The New York Times has an interesting report this afternoon on the administration's response to the coronavirus outbreak, noting for example, that Donald Trump told associates that he put Mike Pence in charge of the response because the vice president didn't "have anything else to do."
I feel safer already.
The Times went on to report that the administration has tapped Dr. Deborah L. Birx, the director of the United States effort to combat H.I.V. and AIDS, to serve as the Coronavirus Response Coordinator for the White House. Or put another way, Team Trump has identified three entirely different people as the point person for the federal response over the last 24 hours: from HHS Secretary Alex Azar to Pence to Birx.
But perhaps most important was the Times' report that Pence hopes to prevent the contradictory statements about the crisis that have emanated from the White House in recent days.
The vice president's first move appeared to be aimed at preventing the kind of contradictory statements from White House officials and top government health officials that have plagued the administration's response.... Dr. Anthony S. Fauci, one of the country's leading experts on viruses and the director of the National Institute of Allergy and Infections Diseases, told associates that the White House had instructed him not to say anything else without clearance.

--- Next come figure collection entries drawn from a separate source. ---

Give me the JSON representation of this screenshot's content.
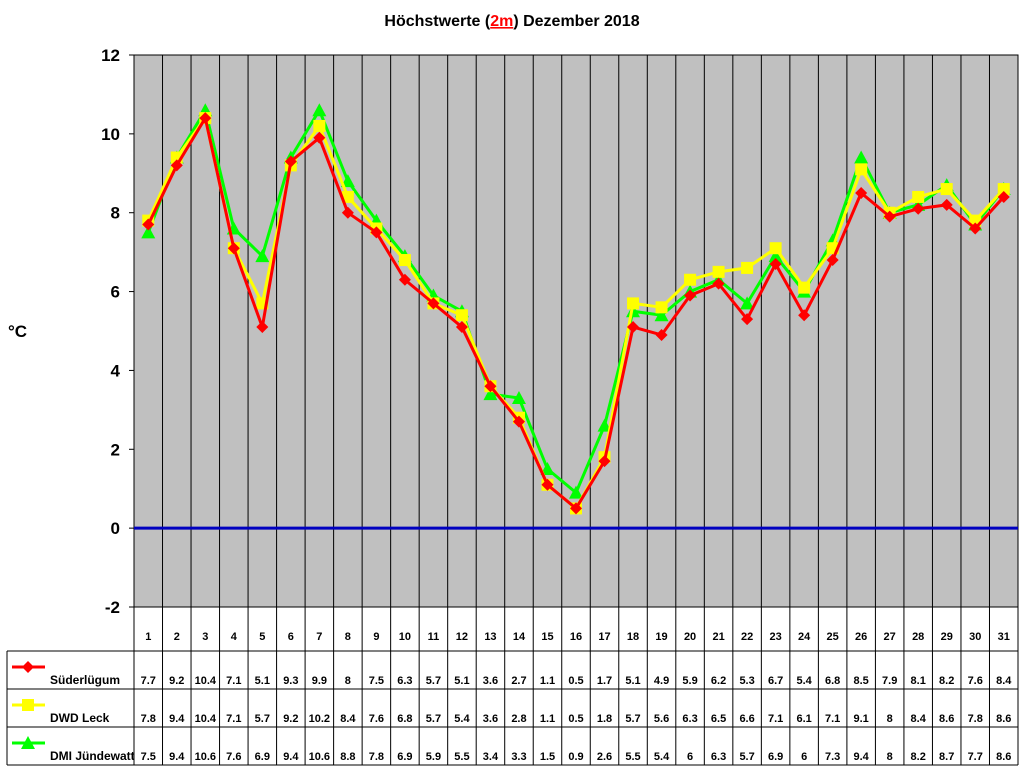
{
  "chart_data": {
    "type": "line",
    "title": {
      "prefix": "Höchstwerte (",
      "highlight": "2m",
      "suffix": ") Dezember 2018"
    },
    "ylabel": "°C",
    "xlabel": "",
    "ylim": [
      -2,
      12
    ],
    "yticks": [
      -2,
      0,
      2,
      4,
      6,
      8,
      10,
      12
    ],
    "grid": true,
    "zero_line_color": "#0000c0",
    "plot_background": "#c0c0c0",
    "legend": "bottom-left data table",
    "categories": [
      "1",
      "2",
      "3",
      "4",
      "5",
      "6",
      "7",
      "8",
      "9",
      "10",
      "11",
      "12",
      "13",
      "14",
      "15",
      "16",
      "17",
      "18",
      "19",
      "20",
      "21",
      "22",
      "23",
      "24",
      "25",
      "26",
      "27",
      "28",
      "29",
      "30",
      "31"
    ],
    "series": [
      {
        "name": "Süderlügum",
        "color": "#ff0000",
        "marker": "diamond",
        "values": [
          7.7,
          9.2,
          10.4,
          7.1,
          5.1,
          9.3,
          9.9,
          8,
          7.5,
          6.3,
          5.7,
          5.1,
          3.6,
          2.7,
          1.1,
          0.5,
          1.7,
          5.1,
          4.9,
          5.9,
          6.2,
          5.3,
          6.7,
          5.4,
          6.8,
          8.5,
          7.9,
          8.1,
          8.2,
          7.6,
          8.4
        ]
      },
      {
        "name": "DWD Leck",
        "color": "#ffff00",
        "marker": "square",
        "values": [
          7.8,
          9.4,
          10.4,
          7.1,
          5.7,
          9.2,
          10.2,
          8.4,
          7.6,
          6.8,
          5.7,
          5.4,
          3.6,
          2.8,
          1.1,
          0.5,
          1.8,
          5.7,
          5.6,
          6.3,
          6.5,
          6.6,
          7.1,
          6.1,
          7.1,
          9.1,
          8,
          8.4,
          8.6,
          7.8,
          8.6
        ]
      },
      {
        "name": "DMI Jündewatt",
        "color": "#00ff00",
        "marker": "triangle",
        "values": [
          7.5,
          9.4,
          10.6,
          7.6,
          6.9,
          9.4,
          10.6,
          8.8,
          7.8,
          6.9,
          5.9,
          5.5,
          3.4,
          3.3,
          1.5,
          0.9,
          2.6,
          5.5,
          5.4,
          6,
          6.3,
          5.7,
          6.9,
          6,
          7.3,
          9.4,
          8,
          8.2,
          8.7,
          7.7,
          8.6
        ]
      }
    ]
  }
}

I can appreciate why message discipline is a priority. After all, when the public hears competing assessments from the authorities during a public-health emergency, people won't know whom to believe.
But Pence's solution seems to miss the point. The problem this week wasn't that officials were able to speak freely; it was that too many White House officials didn't know what they were talking about. Muzzling experts before they can answer questions might save Team Trump some embarrassment, but it fixes the wrong problem.
Ron Klain, who earned plaudits as President Barack Obama's "czar" for the Ebola response, explained on Twitter this afternoon that the Obama administration never told CDC or NIH officials "what they could say, or ever censored their medical statements." Klain added that if the White House is doing that now, "it is a danger to public health."
Laurie Garrett, an award-winning journalist who covers these issues extensively, called the effort to put a lid on scientists "insane," adding that muzzling Fauci is like "putting ankle bracelets on Michael Jordan during the NBA playoffs."